A Grandmother’s Eulogy for Veterans Day
As we reflect on Veterans Day this year, I can not help but think of my Grandmother. All four of her sons served our country, my dad and his three brothers, in Vietnam, Korea and during the Paris Peace Accord.
I was asked to give her eulogy by her boys, after she recently passed, two weeks shy of her 108th birthday. That is no small ask, and the task felt enormous, to honor her and her sons, our family, with 12 grandchildren and 36 great grandchildren.
So this Veteran Days, to honor her, a mother, and the countless mothers who have shared their children with our military, whose sons and daughters have served our country, here is her eulogy, as the grace with which she lived her life was extraordinary.
This Veterans Day, I can not help but reflect on the mothers who have children defending our country, the mothers with children in the Naval Academy, at West Point, those in ROTC, like my dad and his brothers were. So this is a thank you, not only to our Veterans, but also to the families that share them, that so generously offer their children in service to our country.
We knew her as Mary, Mother, Grandmother, Bunny and G. She gave us almost 108 years of life, love and adventure.
Please know that these words are from all of us: her four sons, her daughters in law, her 12 grandchildren, and her 3-dozen great grandchildren.
After reading decades of her diaries, passages from her Bible, speaking with her sons, our incredible family, it is clear that her life was a love story.
It is the story of how her love for God, her family, and her passion to live life to its fullest was her guiding compass.My grandmother lived with a remarkable grace. She knew no stranger. She called you to a higher ground.
On any given day, you could find her reading the Wall Street Journal, tutoring a child from Kosovo, playing tennis or Gin Rummy, fundraising, swimming laps around Two Bear island or happily fishing in a boat or canoe. If you walked the halls (or ran them, as we did as kids) in her home on Cross Lake, pictures of her boys were everywhere and Mardi Gras beads were tucked into one closet and dress up gowns for her granddaughters in another. And when you speak with her sons today, the stories of their mother are pioneering, driving cross country with her to Canada, out on the lake, fishing, long portages through Turtle Lake to Whitefish Bay with just her, as little kids, or how at 92, she “landed the lunker of a lifetime.”

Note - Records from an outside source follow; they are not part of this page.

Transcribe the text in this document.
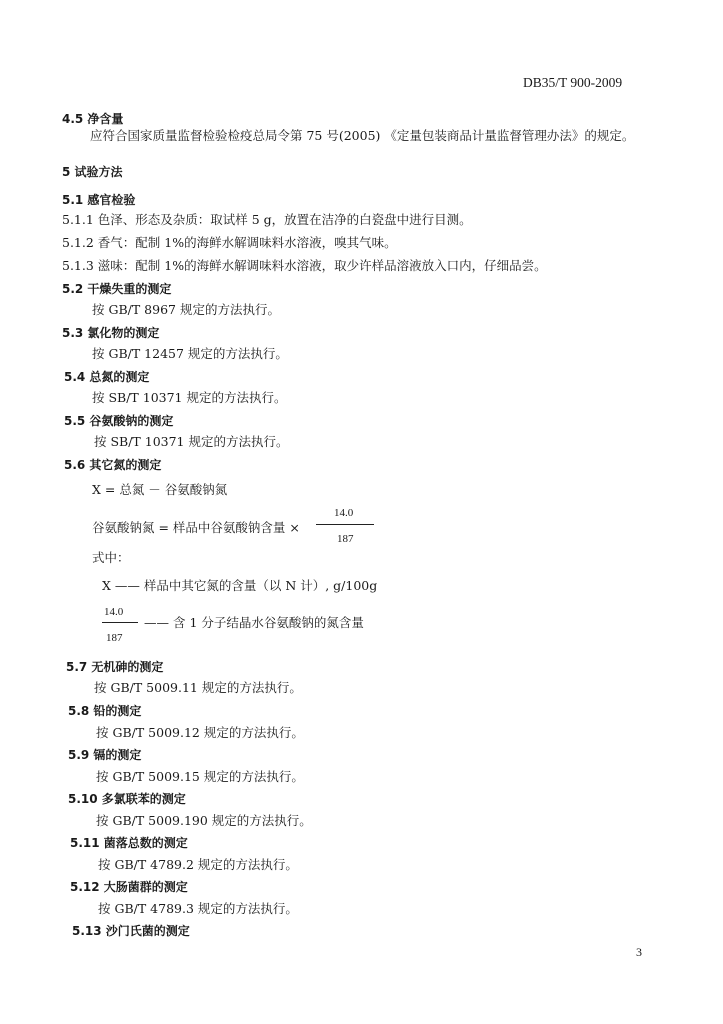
DB35/T 900-2009
4.5 净含量
应符合国家质量监督检验检疫总局令第 75 号(2005) 《定量包装商品计量监督管理办法》的规定。
5 试验方法
5.1 感官检验
5.1.1 色泽、形态及杂质：取试样 5 g，放置在洁净的白瓷盘中进行目测。
5.1.2 香气：配制 1%的海鲜水解调味料水溶液，嗅其气味。
5.1.3 滋味：配制 1%的海鲜水解调味料水溶液，取少许样品溶液放入口内，仔细品尝。
5.2 干燥失重的测定
按 GB/T 8967 规定的方法执行。
5.3 氯化物的测定
按 GB/T 12457 规定的方法执行。
5.4 总氮的测定
按 SB/T 10371 规定的方法执行。
5.5 谷氨酸钠的测定
按 SB/T 10371 规定的方法执行。
5.6 其它氮的测定
X = 总氮 － 谷氨酸钠氮
谷氨酸钠氮 = 样品中谷氨酸钠含量 ×
14.0
187
式中：
X —— 样品中其它氮的含量（以 N 计）, g/100g
14.0
187
—— 含 1 分子结晶水谷氨酸钠的氮含量
5.7 无机砷的测定
按 GB/T 5009.11 规定的方法执行。
5.8 铅的测定
按 GB/T 5009.12 规定的方法执行。
5.9 镉的测定
按 GB/T 5009.15 规定的方法执行。
5.10 多氯联苯的测定
按 GB/T 5009.190 规定的方法执行。
5.11 菌落总数的测定
按 GB/T 4789.2 规定的方法执行。
5.12 大肠菌群的测定
按 GB/T 4789.3 规定的方法执行。
5.13 沙门氏菌的测定
3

And while the last 50 years are the adventures that her grandchildren share, the earlier years contain countless stories of a fearless young woman who took a freighter by herself to Central America at 19 before graduating college in Minnesota in1934. Of marrying our grandfather, Charles Thomas “Scotty” McCord, Jr., and honeymooning on a ship to South America, of holding three jobs during World War II, never wasting a piece of bread, and stories of her deep faith, as her sons served our country in Vietnam, Korea and during the Paris Peace Accords.
If you had the chance, sometime in the last almost 108 years, to ask her which birthday she was celebrating, she would say with a laugh, “Why 39, of course!” because her life was not measured in years, but in faith, love, adventure, family and of course, chocolate! Whether it was hosting Taco Night for her grandchildren, adventures on the lake, attending church on an island or in a cathedral, a musical or a tennis match, cooking brownies, raising funds for the symphony or the Southfield School’s library which honored her just last week, with a tribute to her love of learning. She was known for who she was and not just what she did.
She challenged her own intellectual and physical capacities; she never stopped working on both. She could command any room she entered, and it didn’t matter if she was wearing an elegant ball gown at her beloved symphony or her favorite fishing gear at her beloved Two Bear.
She had an energy that was contagious. And thankfully, it can be found in so many places.A lot of people will tell you that they got the very best of Mrs. Mary. She certainly made you feel that way.
But as her son Rick wrote before he passed, “Her grandchildren will tell you that she called you to a higher ground and served as a beautiful role model, she faced life unafraid and with grace and charm.” She did.
She lived her life with an extraordinary Grace and a strength that came from above, not because life was always easy, but because it could be hard. She recognized the harmonies in that and the beautiful melodies not only in music, but also in God’s creations.
If she were here, I think she would remind us to see what she saw, to give thanks for it, the blessings and the lessons learned in the challenges every day. She would ask us to see His grace in all things, both bright and beautiful – in the roots of a Cypress tree strengthening the banks of a river, in the morning sunrise, as it brightens the sky, in the laughter of a child or the elegance of a blade of grass. To see His Grace in the symphony she loved the most, the sounds of the trees and birds, the rippling of the water.
We will remember her in the beauty of a lake at sunset or violins in harmony or the flickering colors of a fish or the sweetness of a ripe raspberry. She would say, “Stop, don’t miss it. Give thanks for this glory!”
So today and always, we will stop to celebrate and give thanks for the glory of her life and for her legacy, with the promise to go forward, as she did, recognizing His Amazing love and His unconditional grace.